“Nessuna collusione”, ma Mueller non scagiona Trump

Un primo piano del procuratore generale Robert Mueller durante il giuramento.
Il procuratore generale Robert Mueller

NEW YORK. – La Russia ha interferito nelle elezioni del 2016 ma non c’è stata alcuna collusione con Donald Trump e la sua campagna. Nessuna conclusione definitiva invece sulla possibile ostruzione alla giustizia da parte del presidente: nonostante le indagini su 10 potenziali episodi, non sono state rinvenute prove sufficienti per inchiodare il tycoon. Dopo due anni di attesa, il rapporto di Robert Mueller sul Russiagate è finalmente pubblico e le sue conclusioni sono state salutate dal presidente americano come una “vittoria totale”.

“Game Over”, ha twittato Trump postando una foto ispirata alla serie il Trono di Spade. Ma il quadro dipinto da Mueller – rispetto al sommario di quattro pagine diffuso il mese scorso – non è poi così lusinghiero per il presidente, per il quale i guai potrebbero non essere finiti.

“Se avessimo avuto la certezza che Trump non avesse commesso ostruzione alla giustizia lo avremmo affermato. Ma sulla base dei fatti a disposizione e degli standard legali, non siamo in grado di fare questa valutazione”, afferma il procuratore speciale, sottolineando che il Congresso può ancora determinare se Trump sia responsabile di aver ostacolato il lavoro degli inquirenti.

Parole che i democratici non si sono lasciati sfuggire: guidati dalla speaker della Camera Nancy Pelosi, hanno annunciato battaglia, assicurato che andranno fino in fondo e attaccato compatti William Barr, il ministro delle Giustizia che, sulla base delle conclusioni di Mueller, ha stabilito che Trump non ha ostacolato la giustizia. “E’ chiaro che la conclusione di Barr non è in linea con le osservazioni di Mueller”, hanno ammonito Pelosi e il leader dei democratici in Senato, Chuck Schumer.

I repubblicani invece fanno quadrato intorno al presidente e a Barr, respingendo al mittente le accuse dei liberal liquidandole come “pretestuose”: “Dimostrano di non voler accettare la sconfitta”. Le 448 pagine del rapporto, divise in due volumi incluse le risposte scritte di Trump a Mueller, dipingono un presidente che ha cercato di influenzare le indagini sul Russiagate “per lo più senza successo perché chi lo circondava non ha portato avanti i suoi ordini”.

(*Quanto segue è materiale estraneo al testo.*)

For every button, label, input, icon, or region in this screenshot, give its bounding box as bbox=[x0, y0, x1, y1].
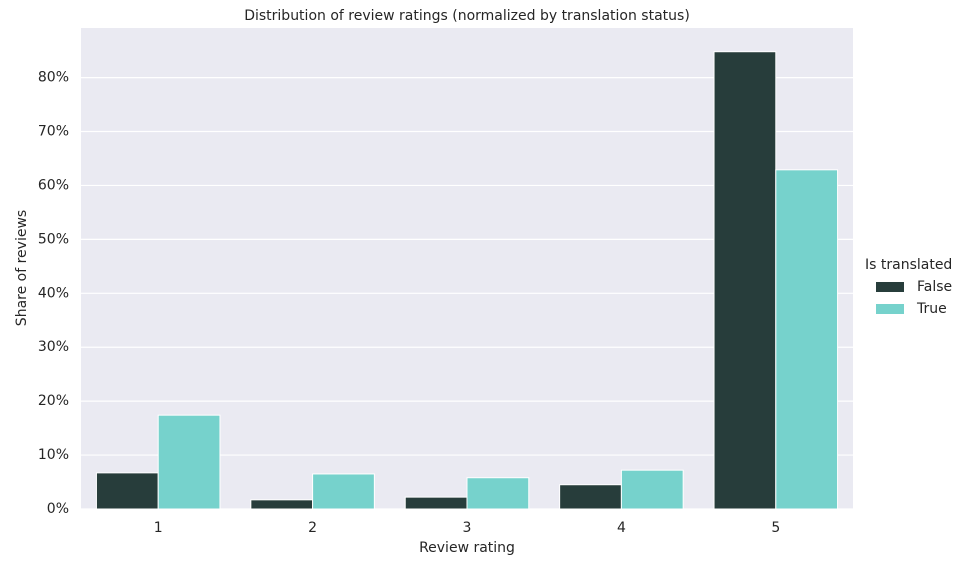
bar bbox=[775, 169, 839, 510]
bar bbox=[250, 499, 314, 510]
bar bbox=[466, 477, 530, 510]
y-tick-label: 0% bbox=[47, 501, 69, 517]
x-tick-label: 5 bbox=[771, 520, 780, 536]
x-tick-label: 3 bbox=[463, 520, 472, 536]
y-tick-label: 80% bbox=[38, 70, 69, 86]
x-tick-label: 2 bbox=[308, 520, 317, 536]
bar bbox=[713, 51, 777, 510]
y-tick-label: 10% bbox=[38, 447, 69, 463]
legend-label: True bbox=[916, 301, 947, 317]
bar bbox=[95, 472, 159, 510]
bar bbox=[620, 469, 684, 510]
x-tick-label: 4 bbox=[617, 520, 626, 536]
bar bbox=[559, 484, 622, 510]
chart-title: Distribution of review ratings (normaliz… bbox=[244, 8, 690, 24]
y-tick-label: 60% bbox=[38, 177, 69, 193]
legend-title: Is translated bbox=[865, 257, 952, 273]
legend-swatch bbox=[876, 304, 904, 314]
legend-label: False bbox=[917, 279, 952, 295]
bar bbox=[157, 414, 221, 510]
y-tick-label: 20% bbox=[38, 393, 69, 409]
y-tick-label: 70% bbox=[38, 124, 69, 140]
bar bbox=[404, 496, 468, 510]
y-axis-label: Share of reviews bbox=[14, 210, 30, 326]
legend-swatch bbox=[876, 282, 904, 292]
x-axis-label: Review rating bbox=[419, 540, 515, 556]
bar bbox=[312, 473, 375, 510]
y-tick-label: 50% bbox=[38, 231, 69, 247]
y-tick-label: 40% bbox=[38, 285, 69, 301]
x-tick-label: 1 bbox=[154, 520, 163, 536]
y-tick-label: 30% bbox=[38, 339, 69, 355]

Un tycoon terrorizzato dalla nomina di Mueller nel 2017: “La mia presidenza è finita”, sbottò all’epoca prima di scagliarsi contro l’ex ministro della Giustizia Jeff Session. E tratteggiano un Trump con la memoria corta: nelle risposte scritte allo staff di Mueller, il presidente ha ribadito in molte occasioni di “non ricordare”.

“Non ricordo che mi sia stato detto durante la campagna elettorale che Vladimir Putin o il governo russo sosteneva la mia candidatura o che si opponeva a quella di Hillary Clinton”, ha scritto Trump. “Non ricordo di aver avuto discussioni su una possibile grazia a Trump”.

La serie di “non ricordo” è lunga, tanto che dal rapporto emerge chiara la frustrazione degli investitori, che tuttavia hanno ritenuto di non inviare un mandato di comparizione a Trump per evitare ritardi. Chiuso il capitolo Mueller, Trump si rilassa a Mar-a-Lago. I democratici invece affilano le armi per quella che, a ragione o a torto, continuano a ritenere la battaglia della vita.